STOP PRESS! Panglima TNI Jenderal Gatot Nurmantyo Ditolak Masuk AS

Ramadan di Kampung Arab Pekojan

07 Juni, 2017

Kegiatan mengaji menjelang waktu berbuka puasa di Masjid Jami Annawier,Rabu (7/17). tirto.id/Arimacs Wilander

Gerobak makanan pedagang kaki lima tak beroperasi saat siang hari di Pekojan,Rabu (7/17). tirto.id/Arimacs Wilander

Pedagang makanan kaki lima mulai berjualan di sekitaran daerah Pekojan jelang waktu berbuka puasa,Rabu (7/17). tirto.id/Arimacs Wilander

Toko minyak wangi khas orang Arab dibawah bangunan Langgar Tinggi, Pekojan,Rabu (7/17). tirto.id/Arimacs Wilander

Warga etnis Cina pulang dari tempat usahanya, saat Ramadan toko-toko di Pekojan tutup lebih awal,Rabu (7/17). tirto.id/Arimacs Wilander

Jamaah Masjid Jami Annawier berisitrahat menunggu waktu berbuka puasa,Rabu (7/17). tirto.id/Arimacs Wilander

Abdullah (67) warga keturunan Arab di Pekojan sedang bersantai menunggu waktu berbuka di depan rumahnya,Rabu (7/17). tirto.id/Arimacs Wilander

Warga Pekojan membeli makanan untuk berbuka puasa,Rabu (7/17). tirto.id/Arimacs Wilander

Jamaah Masjid Jami Annawier berwudhlu, bersiap menunaikan Shalat Maghrib,Rabu (7/17). tirto.id/Arimacs Wilander

Jamaah Masjid Jami Annawier melaksanakan berbuka puasa,Rabu (7/17). tirto.id/Arimacs Wilander

Warga Pekojan menunaikan ibadah Shalat Maghrib,Rabu (7/17). tirto.id/Arimacs Wilander

Dulunya daerah Pekojan, Jakarta Barat, dikenal dengan Kampung Arab.

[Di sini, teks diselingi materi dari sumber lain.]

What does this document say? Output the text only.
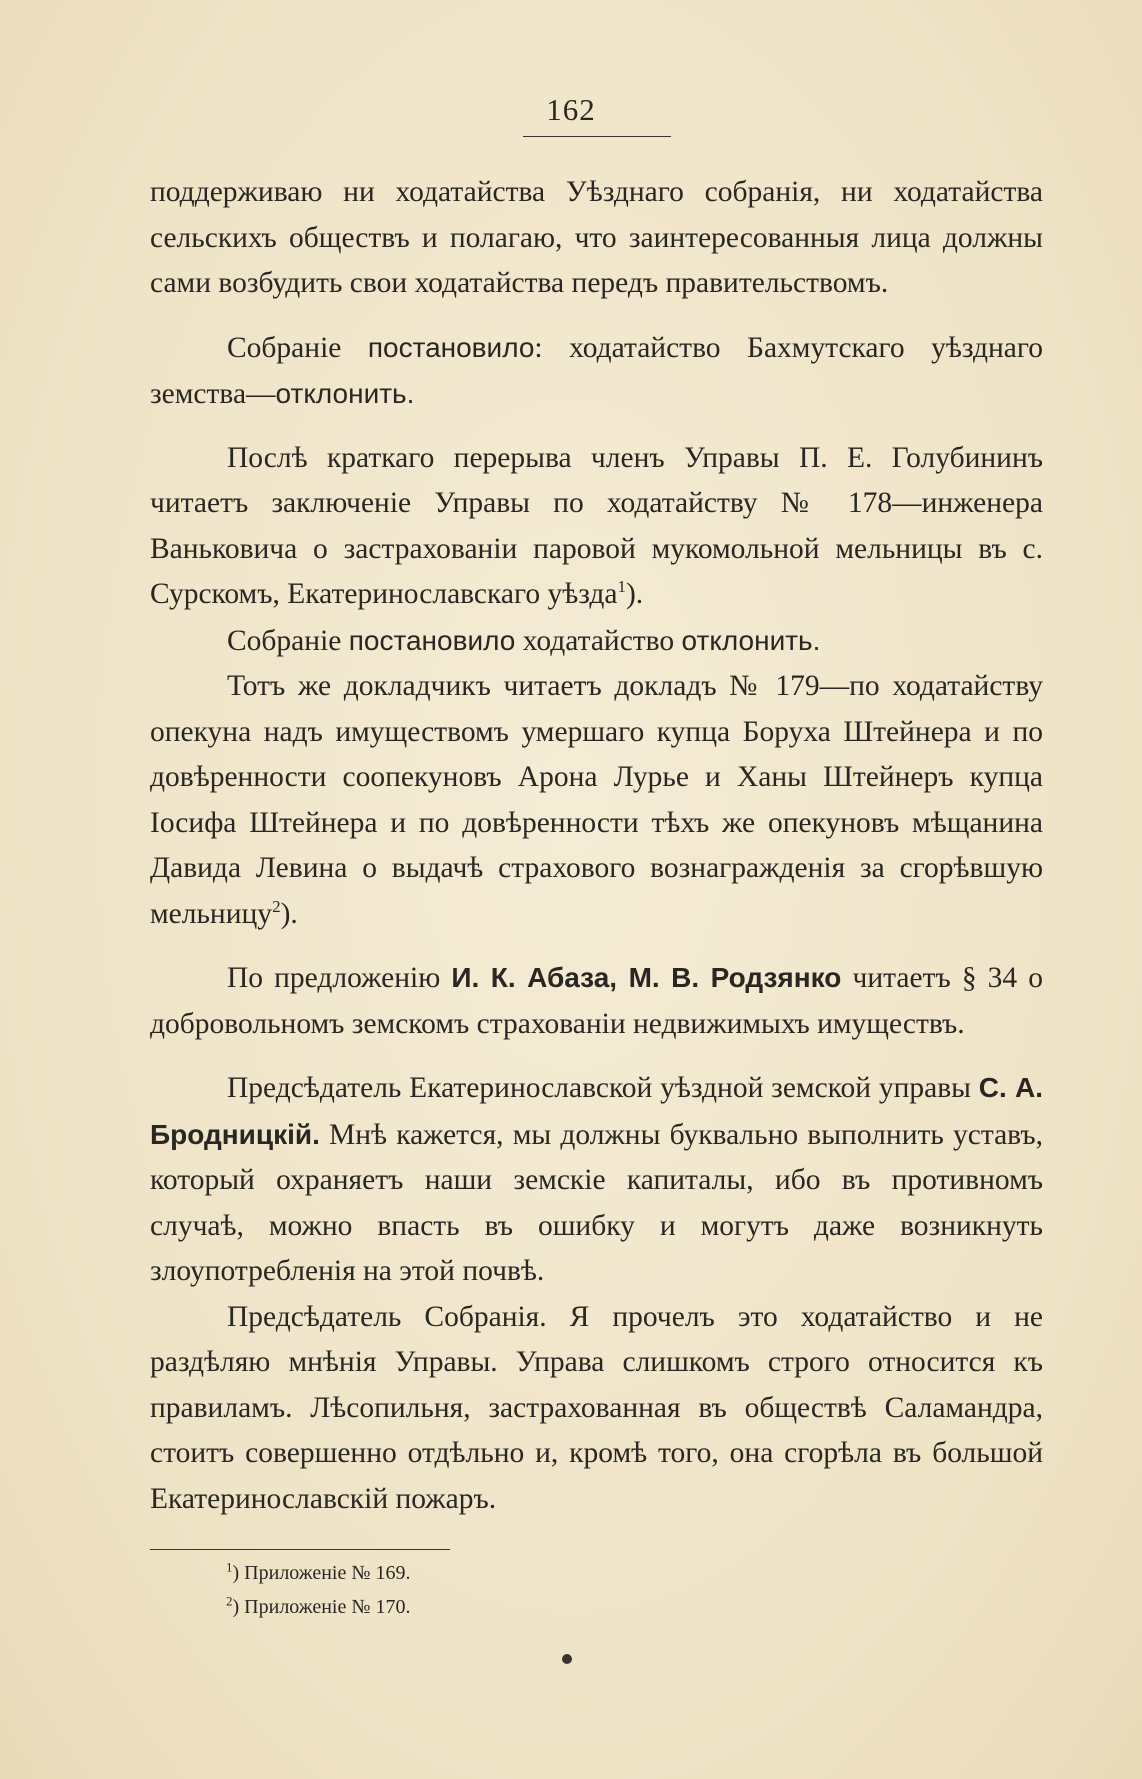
162

поддерживаю ни ходатайства Уѣзднаго собранія, ни ходатайства сельскихъ обществъ и полагаю, что заинтересованныя лица должны сами возбудить свои ходатайства передъ правительствомъ.

Собраніе постановило: ходатайство Бахмутскаго уѣзднаго земства—отклонить.

Послѣ краткаго перерыва членъ Управы П. Е. Голубининъ читаетъ заключеніе Управы по ходатайству № 178—инженера Ваньковича о застрахованіи паровой мукомольной мельницы въ с. Сурскомъ, Екатеринославскаго уѣзда$^1$).

Собраніе постановило ходатайство отклонить.

Тотъ же докладчикъ читаетъ докладъ № 179—по ходатайству опекуна надъ имуществомъ умершаго купца Боруха Штейнера и по довѣренности соопекуновъ Арона Лурье и Ханы Штейнеръ купца Іосифа Штейнера и по довѣренности тѣхъ же опекуновъ мѣщанина Давида Левина о выдачѣ страхового вознагражденія за сгорѣвшую мельницу$^2$).

По предложенію И. К. Абаза, М. В. Родзянко читаетъ § 34 о добровольномъ земскомъ страхованіи недвижимыхъ имуществъ.

Предсѣдатель Екатеринославской уѣздной земской управы С. А. Бродницкій. Мнѣ кажется, мы должны буквально выполнить уставъ, который охраняетъ наши земскіе капиталы, ибо въ противномъ случаѣ, можно впасть въ ошибку и могутъ даже возникнуть злоупотребленія на этой почвѣ.

Предсѣдатель Собранія. Я прочелъ это ходатайство и не раздѣляю мнѣнія Управы. Управа слишкомъ строго относится къ правиламъ. Лѣсопильня, застрахованная въ обществѣ Саламандра, стоитъ совершенно отдѣльно и, кромѣ того, она сгорѣла въ большой Екатеринославскій пожаръ.

$^1$) Приложеніе № 169.
$^2$) Приложеніе № 170.
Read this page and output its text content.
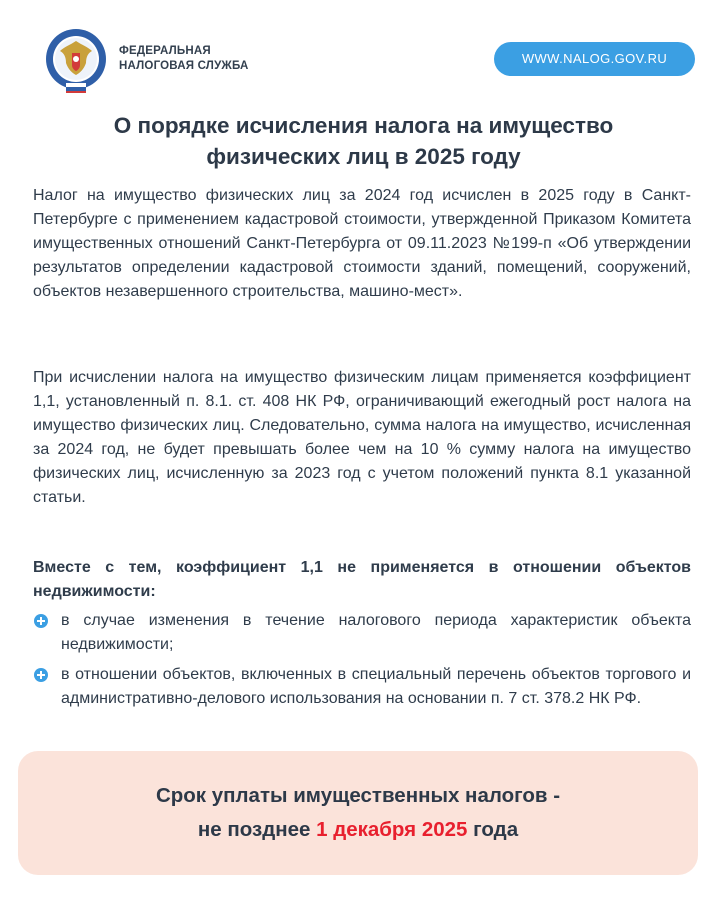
ФЕДЕРАЛЬНАЯ
НАЛОГОВАЯ СЛУЖБА	WWW.NALOG.GOV.RU
О порядке исчисления налога на имущество
физических лиц в 2025 году

Налог на имущество физических лиц за 2024 год исчислен в 2025 году в Санкт-Петербурге с применением кадастровой стоимости, утвержденной Приказом Комитета имущественных отношений Санкт-Петербурга от 09.11.2023 №199-п «Об утверждении результатов определении кадастровой стоимости зданий, помещений, сооружений, объектов незавершенного строительства, машино-мест».

При исчислении налога на имущество физическим лицам применяется коэффициент 1,1, установленный п. 8.1. ст. 408 НК РФ, ограничивающий ежегодный рост налога на имущество физических лиц. Следовательно, сумма налога на имущество, исчисленная за 2024 год, не будет превышать более чем на 10 % сумму налога на имущество физических лиц, исчисленную за 2023 год с учетом положений пункта 8.1 указанной статьи.

Вместе с тем, коэффициент 1,1 не применяется в отношении объектов недвижимости:

в случае изменения в течение налогового периода характеристик объекта недвижимости;
в отношении объектов, включенных в специальный перечень объектов торгового и административно-делового использования на основании п. 7 ст. 378.2 НК РФ.
Срок уплаты имущественных налогов -
не позднее 1 декабря 2025 года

Lokasinya tak begitu jauh dengan wilayah Kota Tua, Jakarta.

Orang-orang Arab datang ke Indonesia dan kebanyakan berdagang di Pekojan. Lokasinya memang tak juga begitu jauh dari Pelabuhan, karena dulunya orang-orang Arab ini hijrah dengan menggunakan kapal laut.

Kini, tak banyak orang Arab yang tinggal di Pekojan. Kebanyakan menyebar ke beberapa daerah di Jakarta. Pekojan, kini tak hanya dihuni Orang Arab, justru Orang Cina cukup banyak yang tinggal disini.

Saat puasa Ramadan tiba, daerah Pekojan tak begitu ramai. Empat Masjid Kuno, Masjid Jami Annawier, Langgar Tinggi, Mushala Ar-Raudhah, dan Masjid Al-Anshor aktifitasnya tak begitu ramai. Namun tetap ada aktifitas mengaji dan para jamaah yang berbuka puasa bersama disana, khususnya Masjid Jami Annawier.

Meski tak begitu banyak aktifitas religi Bulan Ramadan di Pekojan, atmosfer kota tua dan keislamanya begitu kuat lewat banyaknya bangunan dengan arsitektur kuno yang tetap dipertahankan disini.